Quileute Tribe gets $44.1 million to build school on higher ground

LA PUSH — The Quileute Tribe has received $44.1 million in federal funding to move its school to higher ground, officials said Tuesday.

Tara MacLean Sweeney, assistant secretary for Indian Affairs, announced funding for the tribe to design and build new school buildings on a 60,950-square-foot campus about 250 feet above sea level.

Moving the Quileute Tribal School from the tsunami zone in La Push to a safer location has long been a priority for the tribe.

“We want to acknowledge the decades of hard work by former tribal members, our elders, previous councils as well as the collective of individuals and officials who have worked on the ‘Move to Higher Ground’ effort throughout the years,” the Quileute Tribal Council said in a joint statement Tuesday.

“Our focus has always been on moving our children out of the tsunami and flood zone and we are grateful for this funding that will ensure the safety and protection of our children for the next seven generations.”

The new school for the tribe’s 79 kindergarten- to 12th-grade students will be built in a recently-harvested forest area between the A-Ka-Lat Center and the Third Beach trailhead on the west side of La Push Road.

The new campus is about 2 miles southwest of the existing Quileute Tribal School, which was built in 1992 about 20 feet above sea level and within earshot of crashing waves.

A yellow school bus stands ready to evacuate children in the event of a Cascadia subduction zone earthquake and 40-foot tsunami, which occur every several hundred years.

Scientists have said the last magnitude-9.0 Cascadia quake and tsunami occurred Jan. 26, 1700, wiping out low-lying coastal areas within 15 minutes.

Funding for the new Quileute Tribal School comes from the Bureau of Indian Affairs, a division of the U.S. Department of the Interior.

In 2016, Indian Affairs selected the Quileute Tribal School and Blackwater Community School in the Gila River Indian Community in Coolidge, Ariz., for replacement through the 2001 No Child Left Behind Act.

In addition to the funding for the Quileute Tribe, Sweeney also announced Sept. 25 a $30.1 million allocation for Blackwater Community School.

“Today is a great day for Native education at Indian Affairs,” Sweeney said in a news release.

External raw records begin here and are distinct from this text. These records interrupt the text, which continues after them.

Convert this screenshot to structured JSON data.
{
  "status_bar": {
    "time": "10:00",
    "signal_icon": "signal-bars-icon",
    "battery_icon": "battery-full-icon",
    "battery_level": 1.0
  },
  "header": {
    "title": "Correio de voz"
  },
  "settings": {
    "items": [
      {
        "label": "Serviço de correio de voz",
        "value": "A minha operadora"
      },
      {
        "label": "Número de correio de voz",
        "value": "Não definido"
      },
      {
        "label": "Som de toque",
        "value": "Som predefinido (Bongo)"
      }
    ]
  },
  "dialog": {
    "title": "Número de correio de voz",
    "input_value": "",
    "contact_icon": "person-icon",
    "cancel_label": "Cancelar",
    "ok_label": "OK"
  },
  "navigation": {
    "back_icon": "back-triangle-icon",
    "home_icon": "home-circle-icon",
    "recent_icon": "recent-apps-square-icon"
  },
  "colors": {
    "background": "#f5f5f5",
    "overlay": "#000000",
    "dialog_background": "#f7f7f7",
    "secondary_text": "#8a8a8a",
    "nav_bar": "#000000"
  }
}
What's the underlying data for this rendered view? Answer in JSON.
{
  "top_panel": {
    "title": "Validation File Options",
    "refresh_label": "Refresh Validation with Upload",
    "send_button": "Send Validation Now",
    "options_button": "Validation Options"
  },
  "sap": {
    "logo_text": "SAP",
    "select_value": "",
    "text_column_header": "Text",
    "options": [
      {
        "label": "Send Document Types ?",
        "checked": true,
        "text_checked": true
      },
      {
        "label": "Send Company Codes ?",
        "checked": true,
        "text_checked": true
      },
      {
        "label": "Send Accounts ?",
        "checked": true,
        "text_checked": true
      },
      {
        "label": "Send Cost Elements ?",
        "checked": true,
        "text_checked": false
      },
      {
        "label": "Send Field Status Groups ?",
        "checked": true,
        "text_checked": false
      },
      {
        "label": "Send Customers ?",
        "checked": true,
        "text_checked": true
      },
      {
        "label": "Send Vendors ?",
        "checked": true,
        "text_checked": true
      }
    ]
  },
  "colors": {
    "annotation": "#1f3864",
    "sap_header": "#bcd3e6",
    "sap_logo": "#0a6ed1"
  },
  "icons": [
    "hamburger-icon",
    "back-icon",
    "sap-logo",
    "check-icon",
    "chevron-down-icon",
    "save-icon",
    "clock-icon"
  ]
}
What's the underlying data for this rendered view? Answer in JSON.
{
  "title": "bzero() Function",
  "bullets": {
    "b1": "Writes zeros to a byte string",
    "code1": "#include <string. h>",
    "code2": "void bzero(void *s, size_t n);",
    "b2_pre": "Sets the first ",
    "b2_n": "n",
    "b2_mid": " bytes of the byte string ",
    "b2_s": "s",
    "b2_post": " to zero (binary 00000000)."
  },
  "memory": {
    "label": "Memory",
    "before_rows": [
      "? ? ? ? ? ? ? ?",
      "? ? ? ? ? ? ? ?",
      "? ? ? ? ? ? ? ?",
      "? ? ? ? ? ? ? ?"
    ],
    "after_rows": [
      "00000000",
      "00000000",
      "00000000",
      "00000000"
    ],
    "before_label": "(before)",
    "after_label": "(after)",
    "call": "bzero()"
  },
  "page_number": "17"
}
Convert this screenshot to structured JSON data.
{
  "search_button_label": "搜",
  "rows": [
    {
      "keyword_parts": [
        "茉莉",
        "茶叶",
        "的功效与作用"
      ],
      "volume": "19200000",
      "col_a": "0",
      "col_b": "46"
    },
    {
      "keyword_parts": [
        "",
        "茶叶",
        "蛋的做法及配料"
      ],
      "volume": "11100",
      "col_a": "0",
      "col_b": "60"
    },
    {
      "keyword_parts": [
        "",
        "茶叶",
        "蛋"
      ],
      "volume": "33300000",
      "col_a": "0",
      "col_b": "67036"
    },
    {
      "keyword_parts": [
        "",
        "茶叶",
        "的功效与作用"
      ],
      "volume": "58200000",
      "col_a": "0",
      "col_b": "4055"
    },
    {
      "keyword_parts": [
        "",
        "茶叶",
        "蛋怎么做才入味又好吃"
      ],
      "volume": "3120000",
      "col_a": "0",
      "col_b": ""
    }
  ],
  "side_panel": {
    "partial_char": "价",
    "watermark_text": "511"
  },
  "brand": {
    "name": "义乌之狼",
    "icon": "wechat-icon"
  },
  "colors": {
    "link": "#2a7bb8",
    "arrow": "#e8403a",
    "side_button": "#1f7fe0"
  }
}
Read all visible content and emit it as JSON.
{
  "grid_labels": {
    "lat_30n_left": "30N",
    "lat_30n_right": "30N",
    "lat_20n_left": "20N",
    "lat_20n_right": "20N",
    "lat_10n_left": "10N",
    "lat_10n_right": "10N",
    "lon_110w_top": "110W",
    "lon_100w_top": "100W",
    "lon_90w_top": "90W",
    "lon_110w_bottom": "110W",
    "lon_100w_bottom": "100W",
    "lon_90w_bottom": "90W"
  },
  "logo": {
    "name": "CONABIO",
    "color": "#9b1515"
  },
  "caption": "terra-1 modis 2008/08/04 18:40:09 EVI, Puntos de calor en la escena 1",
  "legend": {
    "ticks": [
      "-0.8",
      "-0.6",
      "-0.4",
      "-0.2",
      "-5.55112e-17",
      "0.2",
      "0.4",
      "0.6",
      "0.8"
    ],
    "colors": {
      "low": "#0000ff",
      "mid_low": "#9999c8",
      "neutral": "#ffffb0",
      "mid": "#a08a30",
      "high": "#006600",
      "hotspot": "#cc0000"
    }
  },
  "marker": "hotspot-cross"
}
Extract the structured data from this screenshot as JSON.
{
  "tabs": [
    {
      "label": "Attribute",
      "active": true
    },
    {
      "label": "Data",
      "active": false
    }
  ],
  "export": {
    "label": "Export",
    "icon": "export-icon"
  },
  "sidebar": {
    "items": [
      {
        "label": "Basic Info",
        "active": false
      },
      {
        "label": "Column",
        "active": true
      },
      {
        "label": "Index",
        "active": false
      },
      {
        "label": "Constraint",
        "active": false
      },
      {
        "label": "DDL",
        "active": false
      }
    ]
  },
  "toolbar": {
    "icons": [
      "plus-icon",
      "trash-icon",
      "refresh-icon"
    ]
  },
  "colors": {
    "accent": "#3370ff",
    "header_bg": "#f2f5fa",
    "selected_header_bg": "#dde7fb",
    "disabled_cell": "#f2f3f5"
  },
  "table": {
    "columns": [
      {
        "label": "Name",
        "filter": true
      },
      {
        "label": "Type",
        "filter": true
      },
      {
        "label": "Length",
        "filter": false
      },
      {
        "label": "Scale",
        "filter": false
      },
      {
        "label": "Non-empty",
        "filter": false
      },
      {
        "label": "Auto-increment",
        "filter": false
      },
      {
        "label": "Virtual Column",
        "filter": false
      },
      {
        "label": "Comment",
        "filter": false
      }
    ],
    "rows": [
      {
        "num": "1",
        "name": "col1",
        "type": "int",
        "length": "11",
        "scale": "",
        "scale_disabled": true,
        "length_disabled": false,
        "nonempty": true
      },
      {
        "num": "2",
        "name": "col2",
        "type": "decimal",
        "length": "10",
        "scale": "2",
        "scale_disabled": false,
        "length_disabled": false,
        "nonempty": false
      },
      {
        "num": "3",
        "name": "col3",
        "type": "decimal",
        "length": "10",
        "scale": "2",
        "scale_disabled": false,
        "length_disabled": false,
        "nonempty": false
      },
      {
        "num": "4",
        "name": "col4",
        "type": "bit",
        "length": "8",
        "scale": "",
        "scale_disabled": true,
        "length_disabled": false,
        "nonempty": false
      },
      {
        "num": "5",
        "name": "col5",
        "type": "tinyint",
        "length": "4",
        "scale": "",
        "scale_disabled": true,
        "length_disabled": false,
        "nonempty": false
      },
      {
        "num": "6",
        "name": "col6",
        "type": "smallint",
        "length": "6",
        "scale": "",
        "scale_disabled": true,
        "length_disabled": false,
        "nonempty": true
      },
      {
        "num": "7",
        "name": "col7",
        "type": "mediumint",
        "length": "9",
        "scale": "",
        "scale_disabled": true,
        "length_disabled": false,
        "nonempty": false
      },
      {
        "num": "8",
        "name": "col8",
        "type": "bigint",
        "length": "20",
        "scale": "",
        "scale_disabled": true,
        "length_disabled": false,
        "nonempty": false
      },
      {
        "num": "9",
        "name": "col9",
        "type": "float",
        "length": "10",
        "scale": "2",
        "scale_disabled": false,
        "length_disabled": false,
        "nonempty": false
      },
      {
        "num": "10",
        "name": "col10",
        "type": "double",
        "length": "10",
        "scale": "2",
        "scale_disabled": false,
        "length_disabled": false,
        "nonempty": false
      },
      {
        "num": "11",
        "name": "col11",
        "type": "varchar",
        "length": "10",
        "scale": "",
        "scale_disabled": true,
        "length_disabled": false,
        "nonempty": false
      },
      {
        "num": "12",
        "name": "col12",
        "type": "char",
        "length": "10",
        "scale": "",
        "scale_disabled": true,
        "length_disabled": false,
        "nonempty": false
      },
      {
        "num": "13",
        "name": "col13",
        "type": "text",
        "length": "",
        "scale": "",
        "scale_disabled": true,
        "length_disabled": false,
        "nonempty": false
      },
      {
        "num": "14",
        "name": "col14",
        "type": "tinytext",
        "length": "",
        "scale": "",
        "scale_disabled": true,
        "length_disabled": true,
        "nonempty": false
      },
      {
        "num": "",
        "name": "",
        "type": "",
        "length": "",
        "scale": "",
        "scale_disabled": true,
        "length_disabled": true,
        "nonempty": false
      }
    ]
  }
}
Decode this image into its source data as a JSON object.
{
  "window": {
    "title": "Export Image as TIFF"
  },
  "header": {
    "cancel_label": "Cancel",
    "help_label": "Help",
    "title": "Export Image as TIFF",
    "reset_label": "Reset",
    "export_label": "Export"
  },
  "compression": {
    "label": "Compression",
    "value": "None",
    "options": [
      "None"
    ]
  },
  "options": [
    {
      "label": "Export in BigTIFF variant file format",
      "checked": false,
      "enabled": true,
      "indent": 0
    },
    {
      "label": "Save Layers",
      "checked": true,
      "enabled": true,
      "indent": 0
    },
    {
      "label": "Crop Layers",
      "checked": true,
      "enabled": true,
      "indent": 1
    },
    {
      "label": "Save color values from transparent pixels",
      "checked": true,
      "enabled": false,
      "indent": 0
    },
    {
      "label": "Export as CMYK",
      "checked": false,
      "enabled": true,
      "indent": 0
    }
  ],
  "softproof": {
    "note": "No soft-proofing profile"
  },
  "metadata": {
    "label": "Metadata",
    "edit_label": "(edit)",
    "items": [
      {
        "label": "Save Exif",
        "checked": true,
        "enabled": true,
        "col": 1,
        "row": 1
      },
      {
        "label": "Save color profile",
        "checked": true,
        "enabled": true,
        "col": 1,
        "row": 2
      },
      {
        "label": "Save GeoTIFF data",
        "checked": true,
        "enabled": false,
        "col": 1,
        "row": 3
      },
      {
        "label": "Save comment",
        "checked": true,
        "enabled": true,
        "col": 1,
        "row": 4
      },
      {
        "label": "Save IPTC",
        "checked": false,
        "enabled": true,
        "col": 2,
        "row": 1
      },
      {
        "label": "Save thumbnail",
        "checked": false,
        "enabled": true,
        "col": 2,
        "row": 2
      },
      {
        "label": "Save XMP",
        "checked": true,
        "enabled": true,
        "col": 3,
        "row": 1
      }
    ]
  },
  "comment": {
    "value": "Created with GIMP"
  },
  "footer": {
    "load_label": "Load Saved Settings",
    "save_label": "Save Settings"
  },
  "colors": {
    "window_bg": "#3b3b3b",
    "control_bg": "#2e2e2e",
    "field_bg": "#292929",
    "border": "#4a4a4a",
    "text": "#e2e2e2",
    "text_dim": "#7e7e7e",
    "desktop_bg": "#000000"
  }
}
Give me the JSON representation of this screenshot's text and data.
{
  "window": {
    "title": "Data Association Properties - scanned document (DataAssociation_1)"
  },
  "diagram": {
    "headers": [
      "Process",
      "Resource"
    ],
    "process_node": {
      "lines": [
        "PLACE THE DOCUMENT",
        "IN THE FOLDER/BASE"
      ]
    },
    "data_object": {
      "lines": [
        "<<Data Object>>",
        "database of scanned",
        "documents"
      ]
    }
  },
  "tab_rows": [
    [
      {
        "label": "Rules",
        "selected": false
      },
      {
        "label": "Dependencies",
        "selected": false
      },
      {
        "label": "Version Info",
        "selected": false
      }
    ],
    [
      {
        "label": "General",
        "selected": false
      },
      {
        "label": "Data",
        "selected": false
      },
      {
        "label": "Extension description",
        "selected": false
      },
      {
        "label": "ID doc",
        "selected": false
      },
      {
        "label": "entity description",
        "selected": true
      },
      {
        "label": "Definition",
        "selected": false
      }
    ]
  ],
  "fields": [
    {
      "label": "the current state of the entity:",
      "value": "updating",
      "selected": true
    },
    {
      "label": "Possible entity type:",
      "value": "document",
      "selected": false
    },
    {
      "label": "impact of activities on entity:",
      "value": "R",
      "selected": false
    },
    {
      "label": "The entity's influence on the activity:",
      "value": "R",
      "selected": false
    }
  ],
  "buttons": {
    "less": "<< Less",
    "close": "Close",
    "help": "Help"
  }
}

“I am excited for the next phase of this process to initiate for these schools. I appreciate everyone involved with these projects from Indian Affairs, Bureau of Indian Education, the schools, and tribal communities for their dedication to take these schools from an idea to the world-class buildings that they will become.”

The new Quileute Tribal School will have athletic fields, a regulation-sized gymnasium, cafeteria, music room, performing arts stage and dedicated space for language and cultural classes and vocational programming, tribal officials have said.

Quileute Tribal School Superintendent Mark Jacobson has said he hopes the first graduating class in the new school will be the class of 2020.

Future phases of the Move to Higher Ground project include a community services campus with an elders center, government services campus and additional housing at the 275-acre site.

The existing lower village at La Push will remain.

In a 2017 interview, project manager Susan Devine said the tribe’s top priorities for Move to Higher Ground have always been the school, the elders and long-term housing.

Federal legislation that passed in 2012 transferred 785 acres of Olympic National Park land, including the Move to Higher Ground site, back to the Quileute Tribe.

The legislation, which ended a 50-year-old boundary dispute, was sponsored by former U.S. Rep Norm Dicks and backed by U.S. Sens. Maria Cantwell, D-Mountlake Terrace, and Patty Murray, D-Seattle.

The Quileute Tribe has a website for its Move to Higher Ground project at www.mthg.org.